The agreement, which was announced by the Environmental Protection Agency on August 11, requires UNC and GE to remove approximately one million cubic yards of uranium mine waste from Northeast Church Rock Mine and transfer it to the UNC Mill site, located less than a mile away adjacent to the Navajo Nation. Both the mine and mill sites are EPA Superfund sites. UNC, an indirect subsidiary of GE, operated the mill and did most of the area’s mining under a mineral lease.

“This extraordinary cleanup agreement will improve the lives of the Navajo people, benefiting their children, grandchildren, and future generations,” said EPA Pacific Southwest Region administrator Josh F.W. Cook. “The consent decree will ensure the removal of contaminated mine waste from their community and make their land suitable for future residential use.”

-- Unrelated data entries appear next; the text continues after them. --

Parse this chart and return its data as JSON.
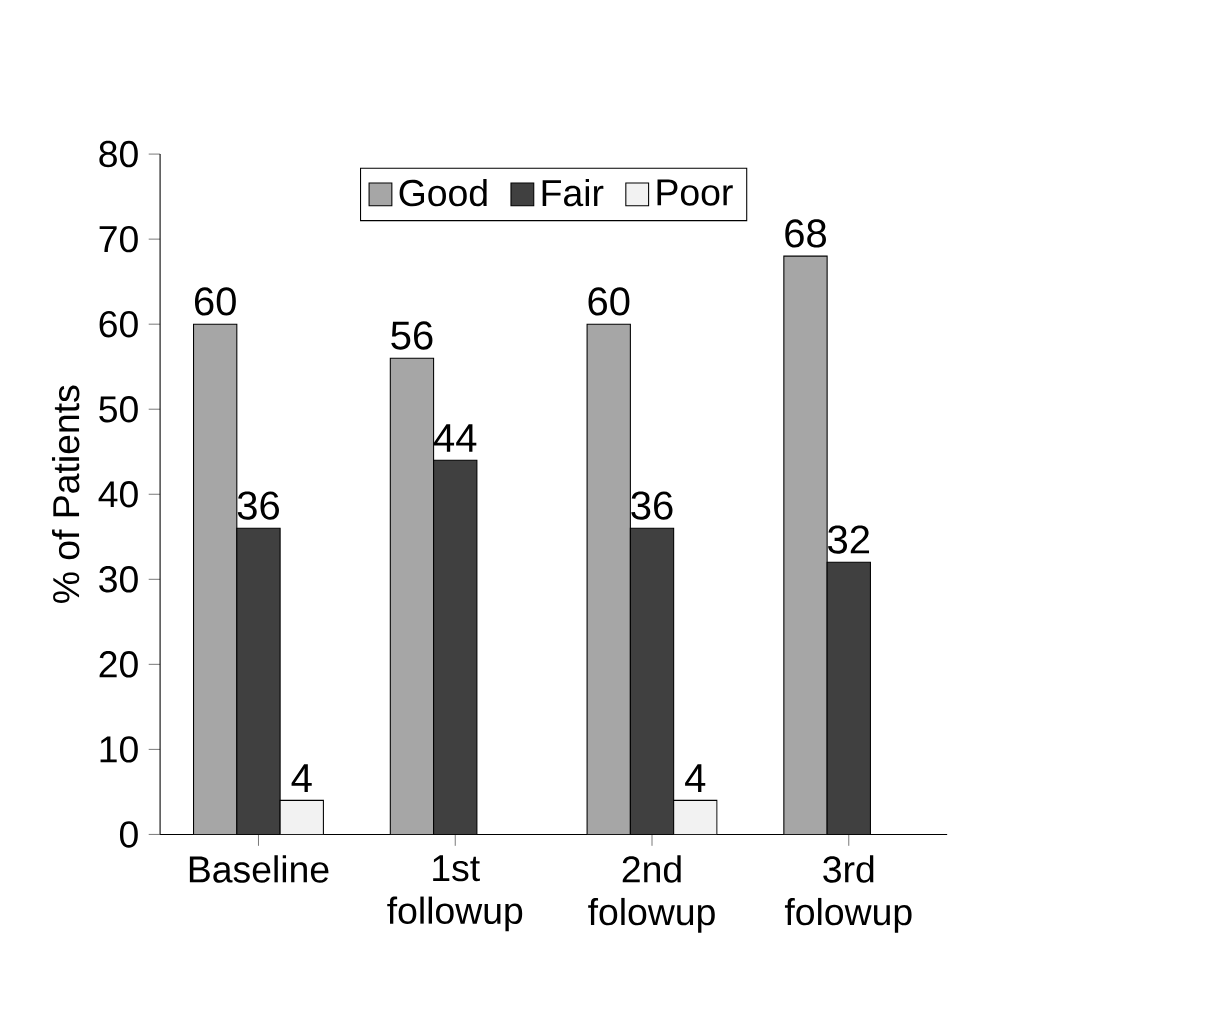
{
  "chart_data": {
    "type": "bar",
    "ylabel": "% of Patients",
    "categories": [
      "Baseline",
      "1st followup",
      "2nd folowup",
      "3rd folowup"
    ],
    "series": [
      {
        "name": "Good",
        "color": "#a6a6a6",
        "values": [
          60,
          56,
          60,
          68
        ]
      },
      {
        "name": "Fair",
        "color": "#404040",
        "values": [
          36,
          44,
          36,
          32
        ]
      },
      {
        "name": "Poor",
        "color": "#f2f2f2",
        "values": [
          4,
          null,
          4,
          null
        ]
      }
    ],
    "ylim": [
      0,
      80
    ],
    "yticks": [
      0,
      10,
      20,
      30,
      40,
      50,
      60,
      70,
      80
    ],
    "data_labels": true,
    "legend": "top",
    "grid": false
  }
}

The Department of Justice lodged the proposed consent decree in the U.S. District Court for the District of New Mexico. The settlement is subject to a public comment period and final court approval.

The sites: The Northeast Church Rock Mine, which is located mostly on Navajo Nation land, operated from 1967 to 1982 and served as the principal source of uranium ore for the UNC Mill. These mining operations left behind uranium mine waste piles, several former ponds, and former mill tailings storage areas. While some cleanup work has been completed at the mine site, the EPA said conditions there continue to present a risk of releases of hazardous substances to the air, surrounding soils, sediments, surface water, and groundwater.

Operating from 1977 to 1982, the UNC Mill generated mill tailings containing radionuclides and other hazardous substances. Disposal of about 3.5 million tons of tailings took place in on-site impoundments. According to the EPA, studies have shown that the transfer of Northeast Church Rock mine waste to the UNC Mill site, and placement of the waste over the tailings disposal area, would improve the cover and enhance erosion controls at the mill site.

In 2023, the Nuclear Regulatory Commission approved a plan by UNC to dispose of Northeast Church Rock mine waste at the UNC Mill site.

Following remediation work, the Department of Energy will perform long-term stewardship and maintenance of the UNC Mill site under its Legacy Management Program.

More thoughts: “This agreement represents extensive cooperation between EPA, the Navajo Nation, and the state of New Mexico,” said EPA South Central Regional administrator Scott Mason. “With this historic settlement, we are ensuring cleanup progress will continue at the NECR mine site while improving existing protections at the UNC Mill site.”

“Today’s settlement will achieve tangible remediation of the mine and mill sites and protect human health from radioactive wastes,” said acting assistant attorney general Adam Gustafson of the Justice Department’s Environment and Natural Resources Division. “Consistent with this administration’s enforcement principles and priorities, the settlement follows CERCLA’s text, focuses on the affected locations, and assigns the cost of cleanup to the settling defendants, not taxpayers.”